A few weeks ago, the organization California Forward sent a letter to the Governor and members of the State Legislature outlining what they believe to be a series of reforms that, if passed, would improve the condition of government here in California. You can see that letter here (h/t KQED).
Many of the reforms have merit, a few are more questionable — all deserve closer examination.
But for the purposes of this commentary, I am focused on what would be, for me, a "deal killer" when it comes to "reforms" — and that is a proposal to severely weaken California’s legislative term limits, placed into the State Constitution back in 1990. Three times now, most recently with Proposition 93, the political-class have sought to undo in some part what the voters put into place — and all three times their efforts have been rejected.
Under the "reform" proposed by California Forward, while an individual currently is limited, in their lifetime, to serving three terms in the State Assembly and two terms in the State Senate, their change would allow someone a lengthy six-term (or twelve year) stint in the Assembly, or a similarly long dozen years in the State Senate.
Doubling the amount of time that one can serve in the Assembly is a severe weakening of term-limits, and will lead to the kind of consolidation of power in Sacramento that brought us the infamous reign of Speaker Willie Brown, who used that power to take the legislature down the road of growth in the size and scope of state government.
We note that no where in California Forward’s suggested "reforms" is the issue of the pervasive influence and control of the state’s public employee unions addressed. What could be a more toxic cocktail than giving union-controlled legislators more time in office to wreak havoc on California taxpayers?
Today U.S. Term Limits President Philip Blumel has fired off a letter to the leaders of California Forward (it is linked below), one of them (shock) is a former California Assembly Speaker, Bob Hertzberg.

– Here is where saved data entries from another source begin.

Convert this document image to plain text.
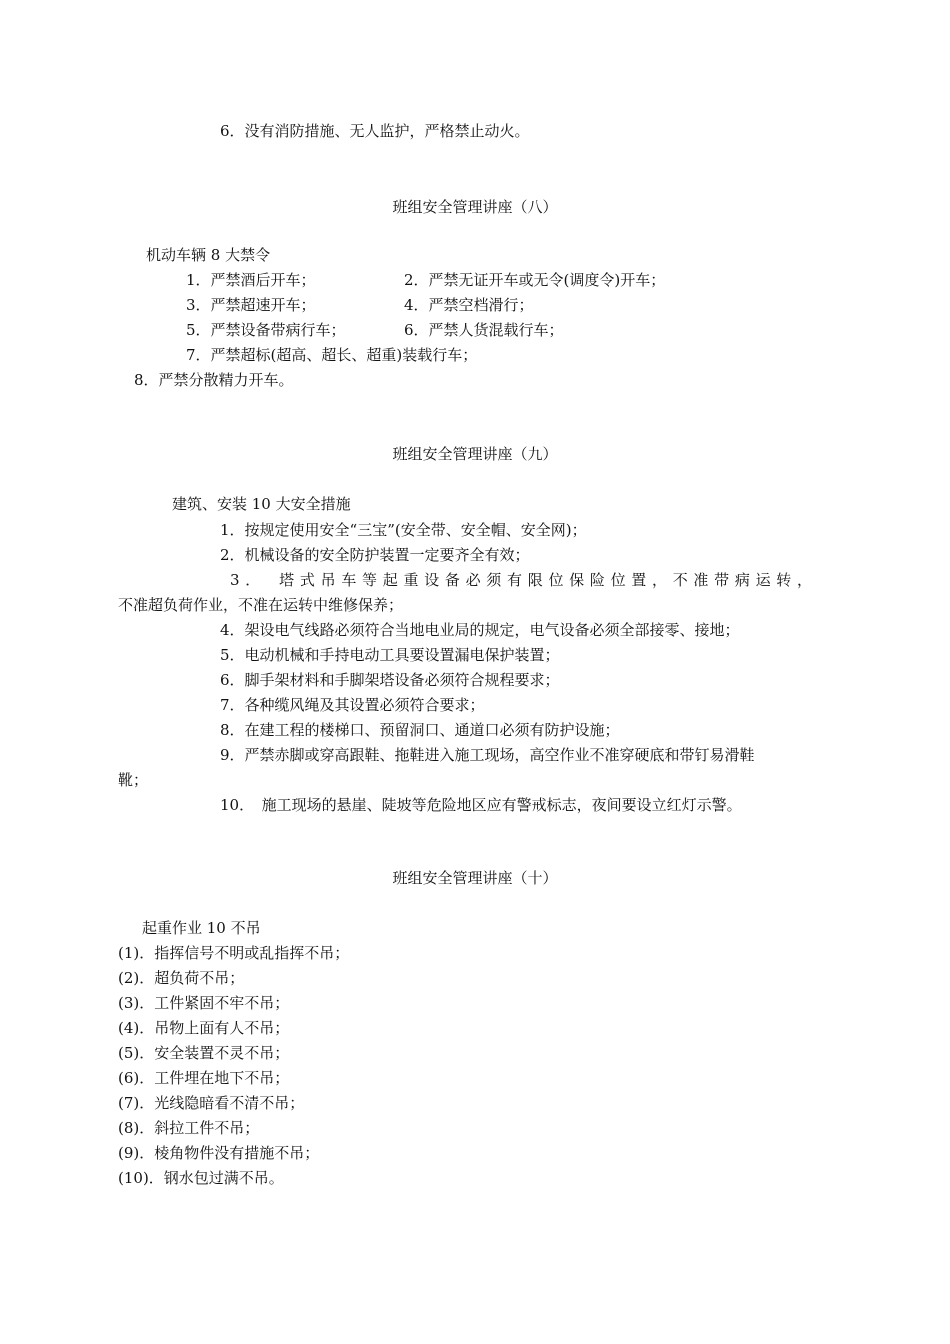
6．没有消防措施、无人监护，严格禁止动火。
班组安全管理讲座（八）
机动车辆 8 大禁令
1．严禁酒后开车；	2．严禁无证开车或无令(调度令)开车；
3．严禁超速开车；	4．严禁空档滑行；
5．严禁设备带病行车；	6．严禁人货混载行车；
7．严禁超标(超高、超长、超重)装载行车；
8．严禁分散精力开车。
班组安全管理讲座（九）
建筑、安装 10 大安全措施
1．按规定使用安全“三宝”(安全带、安全帽、安全网)；
2．机械设备的安全防护装置一定要齐全有效；
3．　塔式吊车等起重设备必须有限位保险位置，不准带病运转，
不准超负荷作业，不准在运转中维修保养；
4．架设电气线路必须符合当地电业局的规定，电气设备必须全部接零、接地；
5．电动机械和手持电动工具要设置漏电保护装置；
6．脚手架材料和手脚架塔设备必须符合规程要求；
7．各种缆风绳及其设置必须符合要求；
8．在建工程的楼梯口、预留洞口、通道口必须有防护设施；
9．严禁赤脚或穿高跟鞋、拖鞋进入施工现场，高空作业不准穿硬底和带钉易滑鞋
靴；
10．　施工现场的悬崖、陡坡等危险地区应有警戒标志，夜间要设立红灯示警。
班组安全管理讲座（十）
起重作业 10 不吊
(1)．指挥信号不明或乱指挥不吊；
(2)．超负荷不吊；
(3)．工件紧固不牢不吊；
(4)．吊物上面有人不吊；
(5)．安全装置不灵不吊；
(6)．工件埋在地下不吊；
(7)．光线隐暗看不清不吊；
(8)．斜拉工件不吊；
(9)．棱角物件没有措施不吊；
(10)．钢水包过满不吊。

Blumel writes in his letter that “By lengthening the terms to 12 years in either House, your ‘reform’ would double the time politicians can sit in the Assembly and increase by a full third the time they can occupy a seat in the Senate.”
In his letter, Blumel promises that the measure would be defeated as previous repeals had been before. “In 2002, when term limits opponents tried to undermine the law with Proposition 45, Californians supported term limits even more strongly. And as recently as last year, the people of California again came to its defense, dealing Proposition 93 a resounding defeat. 12 years in either body is a career. And the amount of damage an entrenched politician can do in that length of time is immeasurable."
Not mentioned in the letter is that US Term Limits wrote a seven-figure check to help defeat efforts by ex-Speaker Fabian Nunez to weaken term limits in the last election cycle.
Frankly, if I were the folks at California Forward, I would jettison the term-limits weakening component of their proposal so that the rest of their ideas can get some serious vetting by stakeholders.
Otherwise, mark my words, that one item with be the anchor that pulls the entire California Forward series of proposals to the bottom of the ocean…
September 8th, 2009 at 12:00 am
Prop 93 barely lost, and if bizillionaire Poizner wasn’t spending a few millions of his pocket change defeating it in a lame attempt to appeal to the ultra-right, it would have passed. The California Forward idea is a smart, balanced approached to reforming term limits that rewards no incumbents.
September 8th, 2009 at 12:00 am
Prop 93 barely lost, and if bizillionaire Poizner wasn’t spending a few millions of his pocket change defeating it in a lame attempt to appeal to the ultra-right, it would have passed. The California Forward idea is a smart, balanced approached to reforming term limits that rewards no incumbents.
September 9th, 2009 at 12:00 am
(1) Proposition 93 lost statewide by a margin of 613,360 votes …. (4,574,826 to 3,961,466)
on February 5, 2008.
(2) Proposition 93 lost 51 of California’s 58 counties… (including Alameda, Los Angeles,
Marin, Santa Clara , Sonoma, Contra Costa, Humboldt and Yolo).
(3) The YES on 93 committees OUTSPENT the NO on 93 campaign groups by a margin
of Four MILLION dollars ($11,389,096 to $7,141,698)… $9.2 million of the YES-on-
93 spending came from the committee run by Fabian Nunez and Karen Bass.
(4) The 613,000-vote victory of Term Limits in the face of this 3-2 spending disadvantage
reaffirms the continuing public support for the state Term limits movement.